A bad bet on fluctuating oil prices cost Alberta’s public pension funds more than C$4 billion last month, after the Alberta Investment Management Corporation (AIMCo) bought into a collection of contracts that never paid off in a stock market upended by falling oil prices and the global pandemic.
The revelation in the Globe and Mail came just as Progress Alberta reported that AIMCo lost millions more on $1.1 billion in investments in smaller oil and gas companies, at a time when the province’s fossil sector was in decline.
A $4-billion loss “would equate to more than a third of AIMCo’s 2019 net investment income of $11.5 billion,” the Globe and Mail reports. The Progress Alberta report concludes that “of the $406 million invested under the Alberta Growth Mandate, nearly $270 million—two-thirds—went to the [fossil] energy sector,” The Canadian Press adds.
Out of 32 investments aimed at supporting new jobs, infrastructure, and industries under the previous NDP government, “five were in real estate, one in agriculture, and one in renewable energy. The rest were in oil and gas and all have lost value.”
AIMCO controls about $118 billion in assets on behalf of 31 pension, endowment, and government funds with 375,000 Albertans as members, including the province’s $18-billion Heritage Savings Trust Fund.
But the agency “lost billions of dollars when the economic collapse wrought by COVID-19 sent the S&P 500 and other stock benchmarks on a roller coaster ride, putting it on the losing end of the trades,” the Globe says, citing senior pension plan officials and other unnamed contacts. “The sources said that AIMCo now acknowledges its executives were not fully aware of the risks they were taking.”
While AIMCo “told clients in early April it is terminating the money-losing approach.,” some of the contracts won’t be off the books until June.
The financial hit “came on top of a sharp drop in the value of its traditional equity, bond, and real estate investments in March, when virtually every investor lost money,” the paper adds. “The average Canadian pension plan lost 8.7% of its value in the first three months of this year.” But “when it formally reports quarterly results to clients later this month, AIMCo is expected to be down far more.”
AIMCo’s investment pool includes $50 billion held by the Edmonton-based Local Authorities Pension Plan (LAPP) on behalf of 275,000 Alberta hospital workers and current or retired government employees. A Globe follow-up has a list of all the major funds involved.
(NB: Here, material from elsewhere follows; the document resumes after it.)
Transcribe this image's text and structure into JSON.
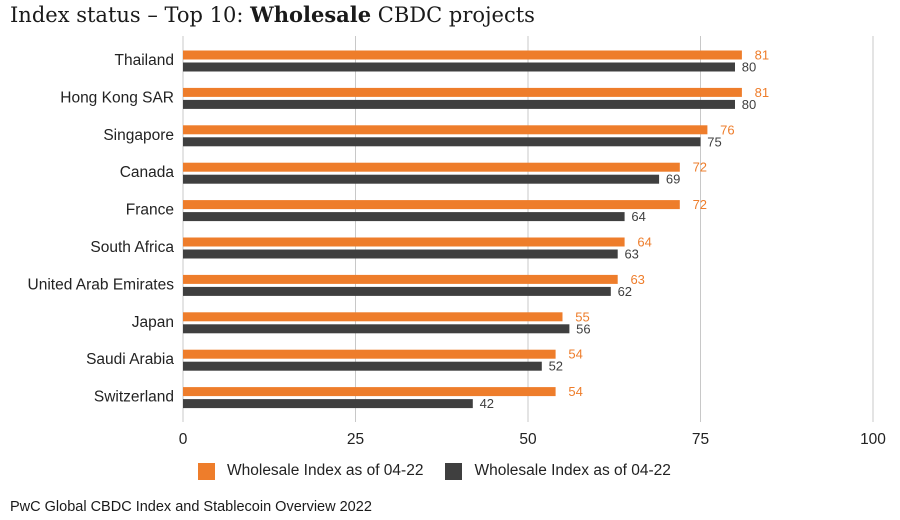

“We have heard from AIMCo, in a preliminary reporting, that the first-quarter report is likely to show significant losses as a result of the severe market volatility that characterized the first few months of 2020, in reaction to COVID-19,” LAPP Vice-President Sheri Wright told the Globe. “AIMCo is fully aware, and we communicate to them on a regular basis, that our risk tolerances are as much a reflection of our pension obligations as the need for positive investment gains.”
Medicine Hat City Controller Dennis Egert, with $150 million in play, was more forgiving. “We appreciate the unique COVID-19 impact on the financial markets,” he told the paper in an email. “However, we also appreciate the nature and behaviours of the capital markets.”
The Progress Alberta study looked at $1.1 billion AIMCo had poured into junior and intermediate fossils, many of them already in tenuous financial shape, since 2016. “The vast majority of them were in really rough shape before the crisis,” said executive director and report co-author Duncan Kinney.
At least one of those companies, Trident Exploration, went bust after chewing through $60 million in pension dollars, CP writes. “Others have had to renegotiate their debt. Others, such as Pieridae Energy, in which AIMCo has invested $120 million in debt and equity, are high-risk investments, says the report.” And “many have large environmental liabilities that can no longer be shuffled off in bankruptcy due to a recent Supreme Court of Canada ruling.”
AIMCo CEO Kevin Uebelein has said the agency enjoys a “home field advantage” that enables it to find good investments in Alberta where others can’t, CP says. But “Kinney disputes that. He pointed out that AIMCo has consistently failed to meet targets for returns set by one of its largest clients,” LAPP. “Kinney also questions the agency’s independence from government,” noting that AIMCo—unlike the Canada Pension Plan—is subject to what CP calls “significant influence” by provincial politicians.
Kinney added that several of the corporate recipients of AIMCo’s generosity were supporters of Jason Kenney’s United Conservative Party government. “Those companies are in the tank for UCP,” he told CP. “The links are troubling.”
“AIMCo operates at arm’s length from the government, on commercial terms and with complete operational independence, in particular as it relates to investment decisions, and always in the best interests of clients,” responded spokesperson Denes Nemeth. “There is absolutely no merit to the suggestion that AIMCo selects investments on the basis of what political party a particular company may support.”